De formulering ‘Rabiëspreventie bestaat uit voorlichting aan alle reizigers naar R1- en R2-landen [figuur] en laagdrempelige pre-expositieprofylaxe via vaccinatie’ suggereert dat LCR laagdrempelig vaccinatie adviseert voor R2 landen, dat is niet zo.
In noot 21 wordt verwezen naar een rabieskaart uit 2017. Die van het RIVM is uit 2008 (als je op de link bij noot 21 klikt).
Mooi dat hier aandacht aan wordt besteed in H&W. Huisartsen (en/of huisartsen die dat niet-gecertificeerd wel doen) zijn vaak niet op de hoogte van een keur aan protocollen en adviezen tav reizigers. Misschien dat hier in het algemeen in H&W aandacht voor kan komen.
groetend Erik Stuveling, moderator RATO Nijverdal
- Login om te reageren
Beste Erik Stuveling,
U heeft het artikel zeer nauwgezet gelezen. Ik zie dat de referenties 20 en 21 inderdaad niet goed doorlinken naar de juiste website helaas. Noot 20 'Merel. Mijn reiservaring' is alleen gebruikt omdat de illustratie daar mooi wordt weergegeven, inhoudelijk is hier geen informatie aan ontleent. Ref 21 betreft de WHO kaart uit 2017 als vervanger voor de RIVM kaart van 2008. Ik ga de nog onder de aandacht bij de redactie brengen.
Met vriendelijke groet,
Rick van Uum
- Login om te reageren
Beste auteurs,
Het huidige vaccinatieschema is een serie van 2 vaccinaties zoals beschreven, maar dan op dag 0 en 7 (zie LCR protocol). En niet op dag 0 en de tweede tussen 21-28 dagen. Dat is het oude protocol. In het nieuwe schema hoeft de tweede prik niet per se op dag 7 gezet te worden, maar in ieder geval een week tussen prik 1 en 2 en bij voorkeur voor de reis.

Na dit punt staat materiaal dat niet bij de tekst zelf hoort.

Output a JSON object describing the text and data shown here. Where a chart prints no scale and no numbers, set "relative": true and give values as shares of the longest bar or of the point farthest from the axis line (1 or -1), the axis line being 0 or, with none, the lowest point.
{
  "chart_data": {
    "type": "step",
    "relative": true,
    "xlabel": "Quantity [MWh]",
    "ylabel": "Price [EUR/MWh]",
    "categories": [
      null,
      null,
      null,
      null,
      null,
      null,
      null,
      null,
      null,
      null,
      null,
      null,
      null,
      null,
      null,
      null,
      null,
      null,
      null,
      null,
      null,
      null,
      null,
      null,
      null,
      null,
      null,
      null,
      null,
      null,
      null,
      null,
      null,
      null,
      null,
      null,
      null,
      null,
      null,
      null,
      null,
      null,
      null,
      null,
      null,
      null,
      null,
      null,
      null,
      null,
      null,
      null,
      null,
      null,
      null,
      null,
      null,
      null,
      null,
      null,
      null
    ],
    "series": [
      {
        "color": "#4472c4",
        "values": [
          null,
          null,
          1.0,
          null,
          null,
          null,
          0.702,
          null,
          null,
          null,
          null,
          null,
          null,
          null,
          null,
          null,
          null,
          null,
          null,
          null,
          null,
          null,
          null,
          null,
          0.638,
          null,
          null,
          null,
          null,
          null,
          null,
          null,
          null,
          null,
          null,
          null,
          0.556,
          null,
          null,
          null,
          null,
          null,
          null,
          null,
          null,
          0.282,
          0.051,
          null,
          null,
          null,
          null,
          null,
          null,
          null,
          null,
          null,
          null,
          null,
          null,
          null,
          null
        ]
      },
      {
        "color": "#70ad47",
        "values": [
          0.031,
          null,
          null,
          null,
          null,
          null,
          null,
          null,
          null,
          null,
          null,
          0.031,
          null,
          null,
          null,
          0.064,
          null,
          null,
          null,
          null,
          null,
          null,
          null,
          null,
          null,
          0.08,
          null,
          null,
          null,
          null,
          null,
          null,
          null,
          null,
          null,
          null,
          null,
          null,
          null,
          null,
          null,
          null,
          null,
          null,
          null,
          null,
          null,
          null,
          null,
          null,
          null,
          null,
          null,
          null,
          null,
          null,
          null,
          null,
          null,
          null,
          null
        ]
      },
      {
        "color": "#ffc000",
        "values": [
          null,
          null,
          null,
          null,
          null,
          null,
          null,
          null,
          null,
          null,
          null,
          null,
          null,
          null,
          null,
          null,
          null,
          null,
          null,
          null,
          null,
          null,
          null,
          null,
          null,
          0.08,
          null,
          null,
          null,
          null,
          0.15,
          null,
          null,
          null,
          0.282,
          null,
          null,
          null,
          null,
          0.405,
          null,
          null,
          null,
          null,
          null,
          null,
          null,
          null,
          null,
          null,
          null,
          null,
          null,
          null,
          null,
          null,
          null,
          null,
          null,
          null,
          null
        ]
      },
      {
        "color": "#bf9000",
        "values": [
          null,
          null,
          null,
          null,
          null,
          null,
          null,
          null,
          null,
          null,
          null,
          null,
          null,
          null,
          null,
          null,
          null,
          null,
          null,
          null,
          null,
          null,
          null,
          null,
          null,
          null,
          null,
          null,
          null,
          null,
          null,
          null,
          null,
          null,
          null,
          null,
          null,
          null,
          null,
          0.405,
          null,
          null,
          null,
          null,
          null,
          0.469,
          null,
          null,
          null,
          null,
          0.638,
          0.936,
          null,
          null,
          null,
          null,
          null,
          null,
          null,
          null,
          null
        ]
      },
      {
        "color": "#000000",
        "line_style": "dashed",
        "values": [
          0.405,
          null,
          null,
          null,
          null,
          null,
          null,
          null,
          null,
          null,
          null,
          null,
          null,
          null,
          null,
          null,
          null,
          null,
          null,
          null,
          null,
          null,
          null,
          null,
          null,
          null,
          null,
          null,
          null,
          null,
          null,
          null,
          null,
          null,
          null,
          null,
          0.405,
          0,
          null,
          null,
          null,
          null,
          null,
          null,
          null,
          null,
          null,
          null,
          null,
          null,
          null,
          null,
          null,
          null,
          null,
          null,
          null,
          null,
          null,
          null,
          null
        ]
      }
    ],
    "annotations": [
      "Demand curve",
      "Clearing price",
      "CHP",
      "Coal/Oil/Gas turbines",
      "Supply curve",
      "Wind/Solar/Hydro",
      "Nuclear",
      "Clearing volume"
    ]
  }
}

Dat laatste is m.n. belangrijk voor het te volgen schema in de tabel 'Post-expositieprofylaxe', indien de reiziger gebeten wordt, dat uitgaat van volledige (n.l. 2 prikken) of niet ontvangen basisimmunisatie.
Verder is het zo dat bij reizigers met een normaal functionerend immuunsysteem, zowel kinderen als volwassenen, de MARIG levenslang achterwege gelaten kan worden na een verdachte beet. Uiteraard wel revaccinaties met rabiesvaccin op dag 0 en 3 volgens het schema 'Post-expositieprofylaxe'. Uitzonderingen op het 'oude adagium' zijn immuungecompromitteerden en vleermuismedewerkers. Reizigers met een immuunstoornis dienen idd altijd MARIG te ontvangen na een verdachte beet, ook indien zij volledig gevaccineerd zijn (met 3 vaccins voor de reis i.p.v. 2).
- Login om te reageren
Beste Erik,
Dank voor de reactie.
Het klopt inderdaad dat de pre expositie serie dag 0 en dag 7 beslaat, dit is per abuis niet goed beschreven in het artikel.
MARIG is inderdaad niet voor mensen die adequaat gevaccineerd zijn, tenzij immuungecompromitteerd. Zo ook beschreven in het artikel. De verwarring ontstaat denk ik door het bijzinnen "(dus menselijke antirabiësimmunoglobuline, MARIG)", dat had een zin verderop moeten staan.
Ik zal de redactie vragen dit aan te passen in het online artikel.